Tuberculous bronchial lesions can result in distorted bronchial stenosis or irregular bronchial dilatation and inflation without proximal masses, an important differentiator from lung cancer. The diagnosis of tuberculosis is sometimes supported by calcifications in the bronchial wall.

Massive lymph nodes in the hilum or mediastinum due to tuberculosis do not correlate significantly with the lymphatic drainage area and may have calcification or circumferential enhancement with blurred, fused margins in a polycyclic pattern, which is typical of tuberculosis. The metastatic lymph nodes of lung cancer are related to the distribution of the drainage area, and circumferential enhancement of lymph node margins is occasionally seen in metastases of squamous carcinoma, but rarely in adenocarcinoma and small cell carcinoma.

a3 Endobronchial tumors: Benign endobronchial tumors are rare, and pulmonary malignancies, papillomas, and neurogenic tumors can cause obstructive changes to varying degrees. When soft tissue density masses or nodules in the bronchial cavity are associated with pulmonary atelectasis without mediastinal or hilar lymph node enlargement, it is difficult to distinguish benign and malignant tumors by imaging, but benign tumors are very rare and are mostly diagnosed as central lung cancer before surgery. The identification of intraluminal bronchial misshapen tumors is relatively easy as thin-layer CT can mostly detect fatty density and calcified foci.

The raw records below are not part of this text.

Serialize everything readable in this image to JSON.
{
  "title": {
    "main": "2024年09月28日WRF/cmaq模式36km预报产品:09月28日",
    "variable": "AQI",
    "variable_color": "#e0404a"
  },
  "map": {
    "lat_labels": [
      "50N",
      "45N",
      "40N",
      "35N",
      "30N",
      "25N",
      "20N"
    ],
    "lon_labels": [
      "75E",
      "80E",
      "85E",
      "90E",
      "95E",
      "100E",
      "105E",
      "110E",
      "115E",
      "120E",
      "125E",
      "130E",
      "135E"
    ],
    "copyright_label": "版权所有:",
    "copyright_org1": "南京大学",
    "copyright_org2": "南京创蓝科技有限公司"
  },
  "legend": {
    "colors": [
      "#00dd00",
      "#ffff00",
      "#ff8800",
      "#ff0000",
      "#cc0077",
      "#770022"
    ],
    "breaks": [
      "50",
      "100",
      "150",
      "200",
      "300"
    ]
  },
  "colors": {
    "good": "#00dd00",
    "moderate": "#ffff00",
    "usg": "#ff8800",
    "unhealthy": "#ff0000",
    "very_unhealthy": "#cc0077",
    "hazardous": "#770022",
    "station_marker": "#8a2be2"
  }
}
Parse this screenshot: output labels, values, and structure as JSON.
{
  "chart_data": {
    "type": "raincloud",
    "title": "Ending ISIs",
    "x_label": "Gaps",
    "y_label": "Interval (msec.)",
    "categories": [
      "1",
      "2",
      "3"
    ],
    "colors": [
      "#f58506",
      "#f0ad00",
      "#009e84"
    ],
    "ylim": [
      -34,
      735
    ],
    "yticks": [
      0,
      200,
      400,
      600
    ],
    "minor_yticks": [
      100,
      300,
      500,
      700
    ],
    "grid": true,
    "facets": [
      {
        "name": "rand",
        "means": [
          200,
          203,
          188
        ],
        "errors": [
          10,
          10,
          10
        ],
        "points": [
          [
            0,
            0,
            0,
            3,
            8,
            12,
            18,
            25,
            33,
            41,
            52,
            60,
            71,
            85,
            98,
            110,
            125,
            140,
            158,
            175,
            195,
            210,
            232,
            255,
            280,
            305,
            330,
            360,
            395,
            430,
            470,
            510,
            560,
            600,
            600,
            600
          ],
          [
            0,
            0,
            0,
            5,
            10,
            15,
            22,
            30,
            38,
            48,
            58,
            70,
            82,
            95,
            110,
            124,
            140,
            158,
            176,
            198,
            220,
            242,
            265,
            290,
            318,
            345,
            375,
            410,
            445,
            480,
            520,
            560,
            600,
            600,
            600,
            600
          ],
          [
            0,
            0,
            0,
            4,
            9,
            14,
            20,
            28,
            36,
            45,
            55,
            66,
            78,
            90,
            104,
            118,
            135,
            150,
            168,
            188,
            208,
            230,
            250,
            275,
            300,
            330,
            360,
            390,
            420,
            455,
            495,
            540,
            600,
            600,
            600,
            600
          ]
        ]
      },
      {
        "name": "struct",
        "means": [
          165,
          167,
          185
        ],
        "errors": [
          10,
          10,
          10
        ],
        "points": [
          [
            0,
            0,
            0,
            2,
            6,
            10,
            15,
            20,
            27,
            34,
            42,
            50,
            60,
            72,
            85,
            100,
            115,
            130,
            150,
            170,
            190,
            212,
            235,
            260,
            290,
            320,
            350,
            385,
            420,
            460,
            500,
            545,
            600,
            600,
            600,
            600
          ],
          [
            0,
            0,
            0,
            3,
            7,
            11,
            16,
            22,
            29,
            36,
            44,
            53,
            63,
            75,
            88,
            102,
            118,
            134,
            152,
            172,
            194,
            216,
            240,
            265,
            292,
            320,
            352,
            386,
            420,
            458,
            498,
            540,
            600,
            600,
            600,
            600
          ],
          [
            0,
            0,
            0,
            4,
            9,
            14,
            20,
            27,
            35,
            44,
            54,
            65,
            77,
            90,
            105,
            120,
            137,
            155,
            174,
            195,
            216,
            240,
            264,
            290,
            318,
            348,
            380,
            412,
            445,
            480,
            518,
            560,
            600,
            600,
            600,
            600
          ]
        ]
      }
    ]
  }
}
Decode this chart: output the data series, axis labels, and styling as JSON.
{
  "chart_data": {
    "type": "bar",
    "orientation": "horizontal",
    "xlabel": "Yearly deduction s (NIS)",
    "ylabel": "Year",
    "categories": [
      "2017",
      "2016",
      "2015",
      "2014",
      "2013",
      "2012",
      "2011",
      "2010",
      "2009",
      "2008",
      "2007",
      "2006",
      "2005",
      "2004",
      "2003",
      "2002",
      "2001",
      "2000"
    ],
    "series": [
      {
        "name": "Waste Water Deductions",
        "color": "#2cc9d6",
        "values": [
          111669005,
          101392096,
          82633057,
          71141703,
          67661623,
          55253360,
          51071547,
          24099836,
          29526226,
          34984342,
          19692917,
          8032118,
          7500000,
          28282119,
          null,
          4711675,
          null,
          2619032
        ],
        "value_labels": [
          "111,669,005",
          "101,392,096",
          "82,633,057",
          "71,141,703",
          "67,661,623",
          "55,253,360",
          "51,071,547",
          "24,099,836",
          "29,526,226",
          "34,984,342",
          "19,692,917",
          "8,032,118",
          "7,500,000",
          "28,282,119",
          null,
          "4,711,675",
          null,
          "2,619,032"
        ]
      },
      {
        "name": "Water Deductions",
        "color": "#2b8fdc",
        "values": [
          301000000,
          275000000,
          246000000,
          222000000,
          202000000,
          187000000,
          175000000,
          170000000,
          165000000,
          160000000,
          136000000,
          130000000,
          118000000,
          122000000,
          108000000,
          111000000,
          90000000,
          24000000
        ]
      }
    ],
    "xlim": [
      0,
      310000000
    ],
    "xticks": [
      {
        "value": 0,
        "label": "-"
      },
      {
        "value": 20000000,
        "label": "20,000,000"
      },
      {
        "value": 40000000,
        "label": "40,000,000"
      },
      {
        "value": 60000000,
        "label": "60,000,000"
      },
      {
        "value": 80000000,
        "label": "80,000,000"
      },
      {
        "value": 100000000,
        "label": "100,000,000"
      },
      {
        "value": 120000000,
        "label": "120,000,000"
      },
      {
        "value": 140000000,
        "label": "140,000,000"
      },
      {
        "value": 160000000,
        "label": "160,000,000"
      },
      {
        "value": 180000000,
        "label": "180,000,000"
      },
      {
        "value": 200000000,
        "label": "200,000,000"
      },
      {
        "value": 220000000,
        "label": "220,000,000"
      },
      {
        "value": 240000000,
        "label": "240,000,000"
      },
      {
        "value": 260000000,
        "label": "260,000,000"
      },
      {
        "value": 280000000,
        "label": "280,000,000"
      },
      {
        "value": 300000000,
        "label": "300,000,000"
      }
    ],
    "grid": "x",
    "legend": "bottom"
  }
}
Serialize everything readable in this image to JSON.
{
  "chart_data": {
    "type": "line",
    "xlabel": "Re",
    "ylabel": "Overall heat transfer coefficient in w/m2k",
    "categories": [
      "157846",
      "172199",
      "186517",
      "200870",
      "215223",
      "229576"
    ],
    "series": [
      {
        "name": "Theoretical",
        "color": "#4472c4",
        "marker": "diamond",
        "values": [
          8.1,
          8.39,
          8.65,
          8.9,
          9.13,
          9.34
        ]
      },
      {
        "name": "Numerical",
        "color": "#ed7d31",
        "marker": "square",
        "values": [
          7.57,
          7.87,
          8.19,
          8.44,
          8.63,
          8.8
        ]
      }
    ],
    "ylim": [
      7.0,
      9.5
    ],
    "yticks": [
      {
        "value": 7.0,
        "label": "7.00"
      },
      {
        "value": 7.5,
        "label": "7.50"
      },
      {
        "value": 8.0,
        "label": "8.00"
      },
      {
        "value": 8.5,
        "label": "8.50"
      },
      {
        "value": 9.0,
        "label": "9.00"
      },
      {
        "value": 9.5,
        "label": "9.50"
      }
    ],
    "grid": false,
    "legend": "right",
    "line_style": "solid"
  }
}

In addition, inflammatory myofibroblastic tumors located in the bronchial lumen may be associated with obstruction

inflammatory pneumonia and pulmonary atelectasis, which are low-grade malignant mesenchymal tumors.

a4 Endobronchial foreign body: A history of foreign body aspiration and recurrent fixed site infections support the diagnosis of foreign body with obstructive changes.